When do Computers Discriminate? Toward Informing Users About Algorithmic Discrimination

Principal Investigator(s): 
Michael Tschantz

In this collaborative project with University of Maryland, ICSI researchers are tackling the challenge of explaining what constitutes unacceptable algorithmic discrimination. Getting the answer to this question right is key to unlocking the potential of automated decision systems without eroding the ability of people to get a fair deal and advance in society. In order for society to answer these moral and ethical questions, however, non-technical people -- from legal and policy experts to ordinary laypeople -- must be able to understand subtle distinctions between mathematical concepts of fairness.  In this project, researchers are developing and evaluating text and graphical descriptions and/or vignettes illustrating different nondiscrimination properties and their tradeoffs. For concreteness, this exploratory work is focused only on accuracy-like nondiscrimination properties, only in the context of criminal justice, such as algorithms used in bail and sentencing decisions. This is accomplished using iterative, qualitative, person-centered design involving both non-computer-science subject-matter experts in law and social science and laypeople to develop and preliminarily evaluate the explanations provided by the researchers. Both populations are involved because the understanding and opinions of both are critical to decision-making in a democratic society, and therefore explanations must be usable by both.
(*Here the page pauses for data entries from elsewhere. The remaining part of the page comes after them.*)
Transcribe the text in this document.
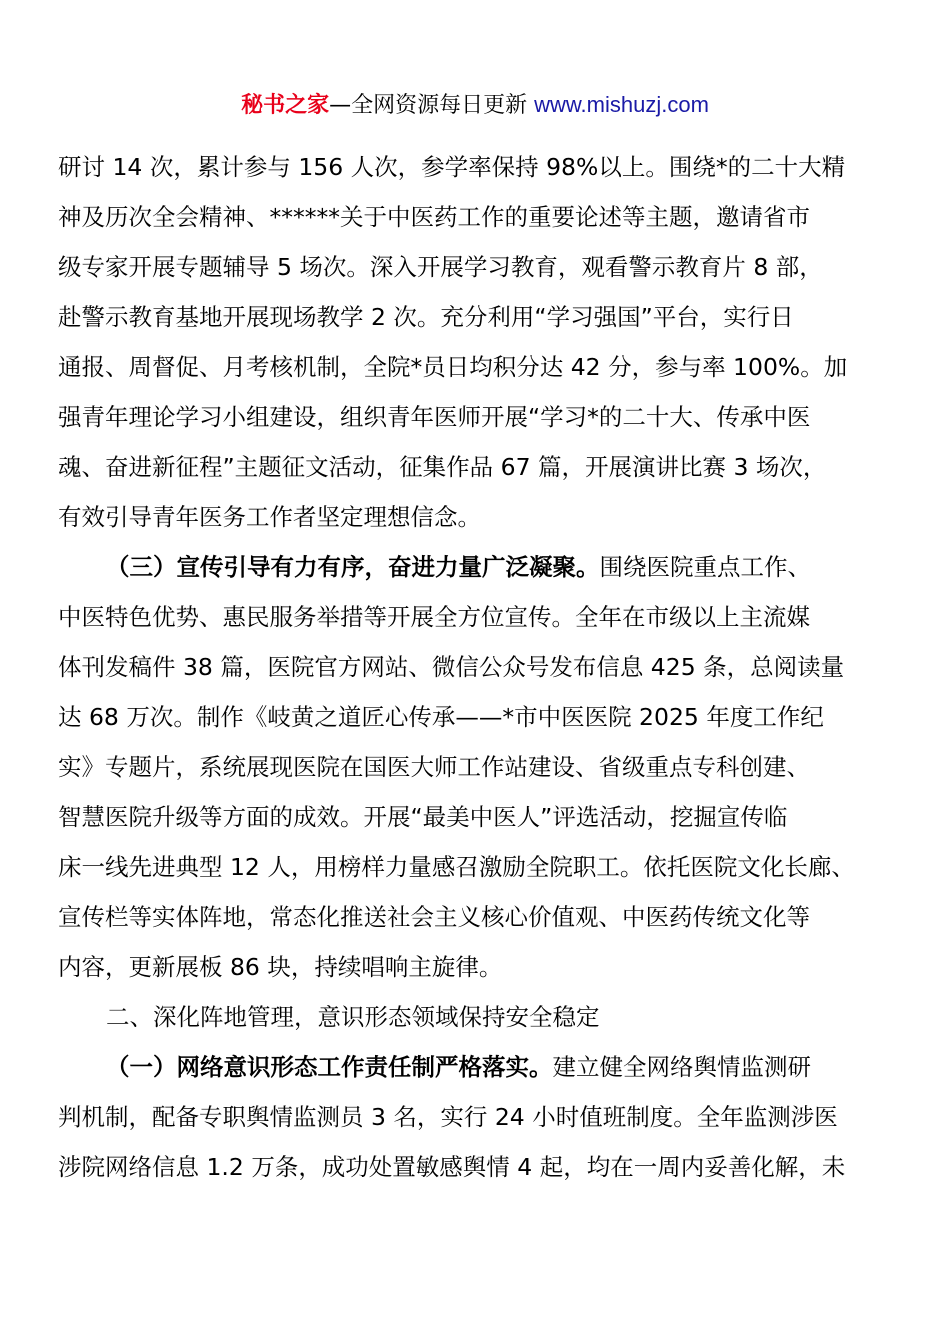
秘书之家—全网资源每日更新 www.mishuzj.com
研讨 14 次，累计参与 156 人次，参学率保持 98%以上。围绕*的二十大精
神及历次全会精神、******关于中医药工作的重要论述等主题，邀请省市
级专家开展专题辅导 5 场次。深入开展学习教育，观看警示教育片 8 部，
赴警示教育基地开展现场教学 2 次。充分利用“学习强国”平台，实行日
通报、周督促、月考核机制，全院*员日均积分达 42 分，参与率 100%。加
强青年理论学习小组建设，组织青年医师开展“学习*的二十大、传承中医
魂、奋进新征程”主题征文活动，征集作品 67 篇，开展演讲比赛 3 场次，
有效引导青年医务工作者坚定理想信念。
（三）宣传引导有力有序，奋进力量广泛凝聚。围绕医院重点工作、
中医特色优势、惠民服务举措等开展全方位宣传。全年在市级以上主流媒
体刊发稿件 38 篇，医院官方网站、微信公众号发布信息 425 条，总阅读量
达 68 万次。制作《岐黄之道匠心传承——*市中医医院 2025 年度工作纪
实》专题片，系统展现医院在国医大师工作站建设、省级重点专科创建、
智慧医院升级等方面的成效。开展“最美中医人”评选活动，挖掘宣传临
床一线先进典型 12 人，用榜样力量感召激励全院职工。依托医院文化长廊、
宣传栏等实体阵地，常态化推送社会主义核心价值观、中医药传统文化等
内容，更新展板 86 块，持续唱响主旋律。
二、深化阵地管理，意识形态领域保持安全稳定
（一）网络意识形态工作责任制严格落实。建立健全网络舆情监测研
判机制，配备专职舆情监测员 3 名，实行 24 小时值班制度。全年监测涉医
涉院网络信息 1.2 万条，成功处置敏感舆情 4 起，均在一周内妥善化解，未
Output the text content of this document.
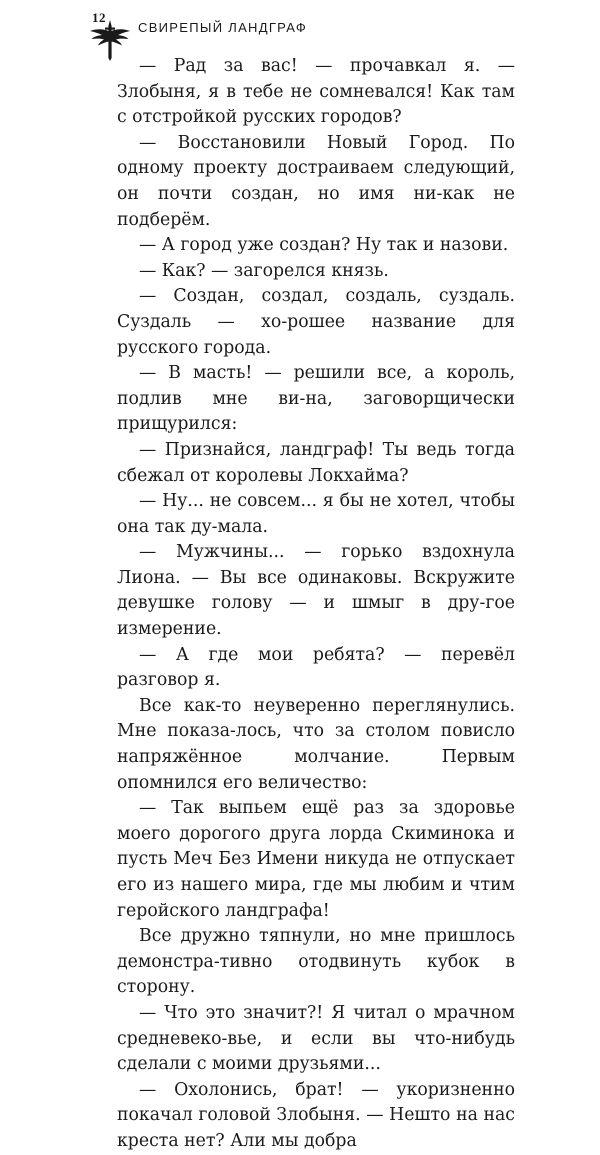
12
СВИРЕПЫЙ ЛАНДГРАФ

— Рад за вас! — прочавкал я. — Злобыня, я в тебе не сомневался! Как там с отстройкой русских городов?

— Восстановили Новый Город. По одному проекту достраиваем следующий, он почти создан, но имя ни-как не подберём.

— А город уже создан? Ну так и назови.

— Как? — загорелся князь.

— Создан, создал, создаль, суздаль. Суздаль — хо-рошее название для русского города.

— В масть! — решили все, а король, подлив мне ви-на, заговорщически прищурился:

— Признайся, ландграф! Ты ведь тогда сбежал от королевы Локхайма?

— Ну... не совсем... я бы не хотел, чтобы она так ду-мала.

— Мужчины... — горько вздохнула Лиона. — Вы все одинаковы. Вскружите девушке голову — и шмыг в дру-гое измерение.

— А где мои ребята? — перевёл разговор я.

Все как-то неуверенно переглянулись. Мне показа-лось, что за столом повисло напряжённое молчание. Первым опомнился его величество:

— Так выпьем ещё раз за здоровье моего дорогого друга лорда Скиминока и пусть Меч Без Имени никуда не отпускает его из нашего мира, где мы любим и чтим геройского ландграфа!

Все дружно тяпнули, но мне пришлось демонстра-тивно отодвинуть кубок в сторону.

— Что это значит?! Я читал о мрачном средневеко-вье, и если вы что-нибудь сделали с моими друзьями...

— Охолонись, брат! — укоризненно покачал головой Злобыня. — Нешто на нас креста нет? Али мы добра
The definitions that the researchers represent and how they represent them will be shaped by the parallel effort to systematize the space of nondiscrimination properties. This effort will inform the researchers' qualitative design efforts; concurrently, interviews with legal and ethical experts will also shape the systematization, in a process of iterative refinement. The end product will be a description of how various nondiscrimination definitions differ along the axes the researchers' empirical studies find most important.